A mesure que la durée de vie augmente, à durée travaillée inchangée, la durée passée en retraite augmente. Dès lors, il peut paraître injuste que les générations futures bénéficient d’un partage du cycle de vie entre travail et retraite plus avantageux. Mais dans quelle mesure maintenir constant le rapport entre durée travaillée et durée en retraite est-il un bon principe d’équité entre les générations ? S’il peut paraître évident, le principe n’est pas rattaché à une norme d’équité clairement identifiable. Il est cependant possible de mettre en lumière au moins deux principes d’équité sous jacent à ce principe.

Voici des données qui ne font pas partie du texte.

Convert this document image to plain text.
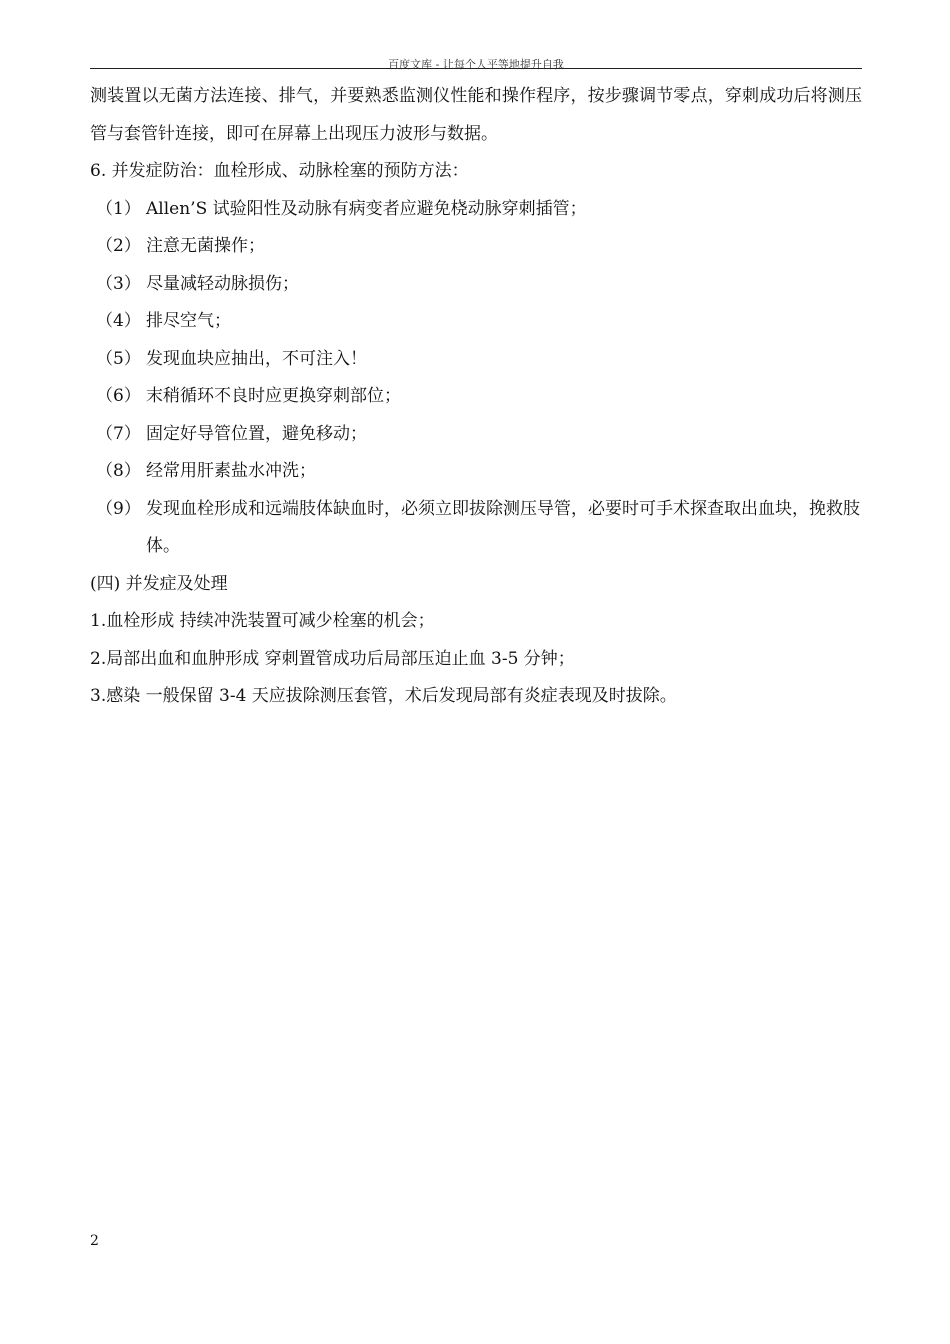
百度文库 - 让每个人平等地提升自我

测装置以无菌方法连接、排气，并要熟悉监测仪性能和操作程序，按步骤调节零点，穿刺成功后将测压管与套管针连接，即可在屏幕上出现压力波形与数据。

6. 并发症防治：血栓形成、动脉栓塞的预防方法：

（1） Allen’S 试验阳性及动脉有病变者应避免桡动脉穿刺插管；
（2） 注意无菌操作；
（3） 尽量减轻动脉损伤；
（4） 排尽空气；
（5） 发现血块应抽出，不可注入！
（6） 末稍循环不良时应更换穿刺部位；
（7） 固定好导管位置，避免移动；
（8） 经常用肝素盐水冲洗；
（9） 发现血栓形成和远端肢体缺血时，必须立即拔除测压导管，必要时可手术探查取出血块，挽救肢体。

(四) 并发症及处理

1.血栓形成 持续冲洗装置可减少栓塞的机会；

2.局部出血和血肿形成 穿刺置管成功后局部压迫止血 3-5 分钟；

3.感染 一般保留 3-4 天应拔除测压套管，术后发现局部有炎症表现及时拔除。

2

Premièrement, le partage homothétique des gains d’espérance de vie peut être vu comme un moyen d’assurer l’égalisation des taux de rendement interne (les taux d’actualisation, qui égalisent ses cotisations versées et ses pensions reçues tout au long du cycle de vie) entre les différentes générations. En effet, si l’espérance de vie augmente d’une génération à l’autre, et que les niveaux de cotisations et les niveaux relatifs de pensions ne changent pas, les TRI devront également augmenter d’une génération à l’autre. Sous certaines hypothèses, il apparaît même que le maintien constant du rapport entre durée en carrière et durée en retraite correspond exactement à la norme d’égalisation des taux de rendement internes, à taux de cotisation et niveaux de pensions inchangés. Notons toutefois que les insuffisances pratiques et théoriques de la norme d’égalisation des taux de rendements du système de retraite ont été soulignées dans la littérature (Fleurbaey, 2002 ; Blanchet, 2010).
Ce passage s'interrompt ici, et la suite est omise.